I have a legacy project which take a huge amount of data from STDIN and process it line by line in a perl script. The line order is not important. This is taking very long so I want to make it in parallel.
After a bit of research I found Parallel::Loops
which seems suitable but I can't get it working because $_
is empty. My code is:
#Initialize all vars etc
$pl->while ( sub { <STDIN> }, sub {
print $_ # but $_ is empty
}
Other ways of reading from STDIN ir parallel are wellcome too.
Update:
After all the help that I received I could manage some working piece of code, thank you. I'm going to do a brief abstract. To clarify:
This is a kind of parser, it has more than 3000 lines with regex and conditions which were auto generated.
The input that I use for testing is a POS tagged text, there are 1071406 lines in this file.
My hardware is: SSD disc, mid range i5 last gen and 8gb RAM DDR4.
Conclusions:
- As the comments suggested IO operations make my script slow.
- All the suggestion resulted in improvements, specially the ones including processing bunch of lines instead of line by line.
- Answers contain very useful implementation of threading for future work.
- Framework Parallel::ForkManager introduce a lot of lag in the execution time. I always kill the script after 5min, since the script without parallelism takes about 6.
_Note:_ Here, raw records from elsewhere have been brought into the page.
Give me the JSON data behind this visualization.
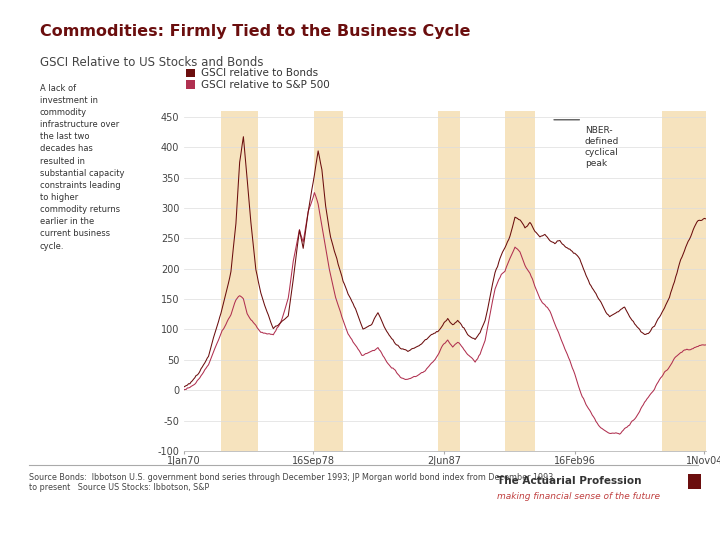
{
  "title": "Commodities: Firmly Tied to the Business Cycle",
  "subtitle": "GSCI Relative to US Stocks and Bonds",
  "title_color": "#6B0E0E",
  "subtitle_color": "#444444",
  "line1_label": "GSCI relative to Bonds",
  "line2_label": "GSCI relative to S&P 500",
  "line_color1": "#6B0E0E",
  "line_color2": "#B03050",
  "nber_color": "#F5DEB3",
  "nber_alpha": 0.85,
  "ylim": [
    -100,
    460
  ],
  "yticks": [
    -100,
    -50,
    0,
    50,
    100,
    150,
    200,
    250,
    300,
    350,
    400,
    450
  ],
  "xlabel_ticks": [
    "1Jan70",
    "16Sep78",
    "2Jun87",
    "16Feb96",
    "1Nov04"
  ],
  "source_text": "Source Bonds:  Ibbotson U.S. government bond series through December 1993; JP Morgan world bond index from December 1993\nto present   Source US Stocks: Ibbotson, S&P",
  "nber_peaks_label": "NBER-\ndefined\ncyclical\npeak",
  "background_color": "#FFFFFF",
  "legend_box_color1": "#6B0E0E",
  "legend_box_color2": "#B03050",
  "actuarial_text": "The Actuarial Profession",
  "actuarial_sub": "making financial sense of the future"
}
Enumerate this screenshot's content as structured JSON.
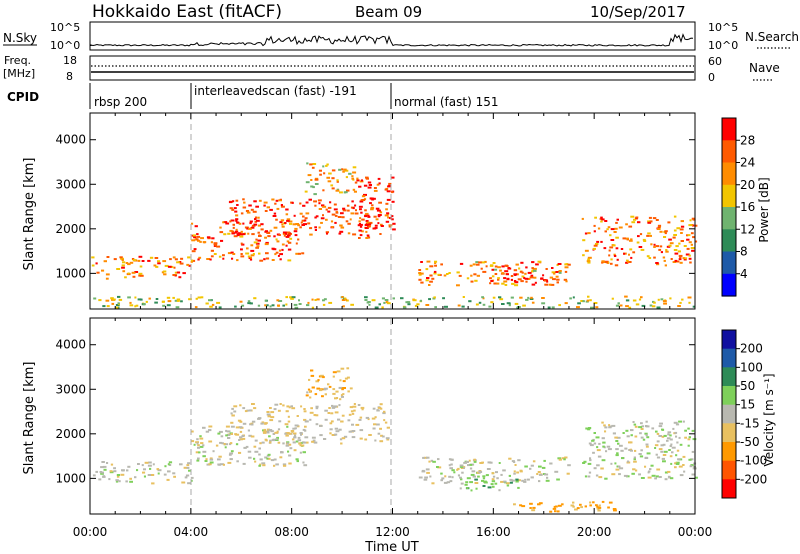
{
  "header": {
    "title": "Hokkaido East (fitACF)",
    "beam": "Beam 09",
    "date": "10/Sep/2017"
  },
  "top_panels": {
    "nsky_label": "N.Sky",
    "nsky_ticks": [
      "10^5",
      "10^0"
    ],
    "nsearch_ticks": [
      "10^5",
      "10^0"
    ],
    "nsearch_label": "N.Search",
    "freq_label": "Freq.",
    "freq_unit": "[MHz]",
    "freq_ticks": [
      "18",
      "8"
    ],
    "nave_ticks": [
      "60",
      "0"
    ],
    "nave_label": "Nave",
    "cpid_label": "CPID",
    "modes": [
      "rbsp 200",
      "interleavedscan (fast) -191",
      "normal (fast) 151"
    ]
  },
  "x_axis": {
    "label": "Time UT",
    "ticks": [
      "00:00",
      "04:00",
      "08:00",
      "12:00",
      "16:00",
      "20:00",
      "00:00"
    ]
  },
  "colors": {
    "power": [
      "#0000ff",
      "#1e5aa8",
      "#2e8b57",
      "#6fb36f",
      "#f2c500",
      "#ff8c00",
      "#ff5a00",
      "#ff0000"
    ],
    "velocity": [
      "#ff0000",
      "#ff5500",
      "#ff9900",
      "#e8c060",
      "#b8b8b0",
      "#7ed05a",
      "#2e8b57",
      "#1e5aa8",
      "#1010a0"
    ],
    "gate_dash": "#aaaaaa"
  },
  "chart_data": [
    {
      "type": "heatmap",
      "title": "",
      "xlabel": "",
      "ylabel": "Slant Range [km]",
      "xlim_hours": [
        0,
        24
      ],
      "ylim_km": [
        200,
        4600
      ],
      "yticks": [
        "1000",
        "2000",
        "3000",
        "4000"
      ],
      "colorbar_label": "Power [dB]",
      "colorbar_ticks": [
        "4",
        "8",
        "12",
        "16",
        "20",
        "24",
        "28"
      ],
      "colorbar_range": [
        0,
        32
      ],
      "regions": [
        {
          "t0": 0.0,
          "t1": 4.0,
          "r0": 900,
          "r1": 1400,
          "level": 0.75
        },
        {
          "t0": 4.0,
          "t1": 8.5,
          "r0": 1300,
          "r1": 2200,
          "level": 0.8
        },
        {
          "t0": 5.5,
          "t1": 11.8,
          "r0": 1800,
          "r1": 2700,
          "level": 0.85
        },
        {
          "t0": 8.5,
          "t1": 10.5,
          "r0": 2800,
          "r1": 3500,
          "level": 0.6
        },
        {
          "t0": 10.5,
          "t1": 12.0,
          "r0": 2000,
          "r1": 3200,
          "level": 0.9
        },
        {
          "t0": 13.0,
          "t1": 19.0,
          "r0": 750,
          "r1": 1300,
          "level": 0.7
        },
        {
          "t0": 16.0,
          "t1": 18.5,
          "r0": 800,
          "r1": 1200,
          "level": 0.9
        },
        {
          "t0": 19.5,
          "t1": 24.0,
          "r0": 1200,
          "r1": 2300,
          "level": 0.75
        },
        {
          "t0": 0.0,
          "t1": 24.0,
          "r0": 250,
          "r1": 500,
          "level": 0.5
        }
      ]
    },
    {
      "type": "heatmap",
      "title": "",
      "xlabel": "Time UT",
      "ylabel": "Slant Range [km]",
      "xlim_hours": [
        0,
        24
      ],
      "ylim_km": [
        200,
        4600
      ],
      "yticks": [
        "1000",
        "2000",
        "3000",
        "4000"
      ],
      "colorbar_label": "Velocity [m s⁻¹]",
      "colorbar_ticks": [
        "200",
        "100",
        "50",
        "15",
        "-15",
        "-50",
        "-100",
        "-200"
      ],
      "colorbar_range": [
        -250,
        250
      ],
      "regions": [
        {
          "t0": 0.0,
          "t1": 4.0,
          "r0": 900,
          "r1": 1400,
          "level": 0.0
        },
        {
          "t0": 4.0,
          "t1": 8.5,
          "r0": 1300,
          "r1": 2200,
          "level": 0.0
        },
        {
          "t0": 5.5,
          "t1": 11.8,
          "r0": 1800,
          "r1": 2700,
          "level": -20
        },
        {
          "t0": 8.5,
          "t1": 10.5,
          "r0": 2800,
          "r1": 3500,
          "level": -40
        },
        {
          "t0": 13.0,
          "t1": 19.0,
          "r0": 900,
          "r1": 1500,
          "level": 0.0
        },
        {
          "t0": 14.5,
          "t1": 17.0,
          "r0": 750,
          "r1": 1100,
          "level": 40
        },
        {
          "t0": 16.5,
          "t1": 21.0,
          "r0": 250,
          "r1": 500,
          "level": -60
        },
        {
          "t0": 19.5,
          "t1": 24.0,
          "r0": 1000,
          "r1": 2300,
          "level": 0.0
        }
      ]
    }
  ]
}
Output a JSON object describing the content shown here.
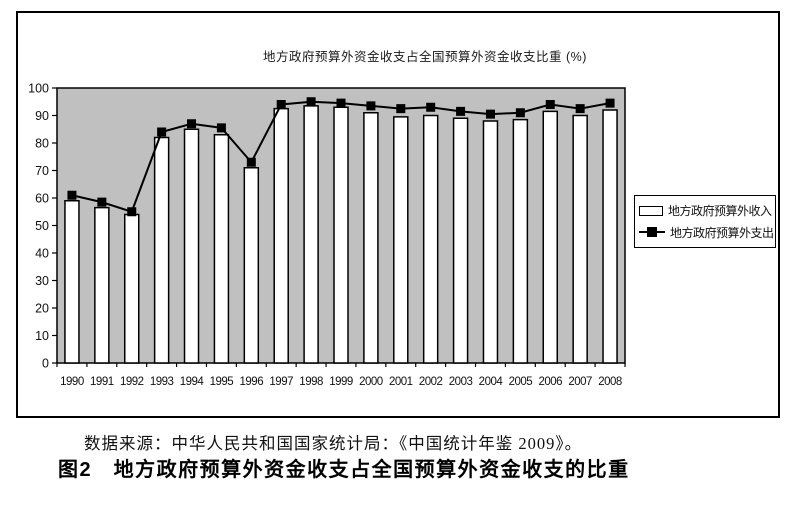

- Framework Parallel::Loops introduce a little improvement. The script takes about 3min to finish.
- Using GNU parallel is the easy way of optimizing.
- Using the package Threads I got the best time, 1min45secs but it is very close to GNU parallel so it's on you giving it a try, and making the effort of porting the code.
- Using the thread package as in the @ikegami answer reading bunch of lines, times were the same as the times got applying the @tanktalus solution, which read line by line.
Finally, I'm going with the @ikegami solution, which I think that will be better when the amount of data increase. I adjust the amount of lines to process to 100.000 because it gets better results than 10.000, for instance. This difference is matter of 8 secs aprox.
Next natural step is writting everything to files instead of using the STDOUT, I hope this helps to reduce the time a little bit more.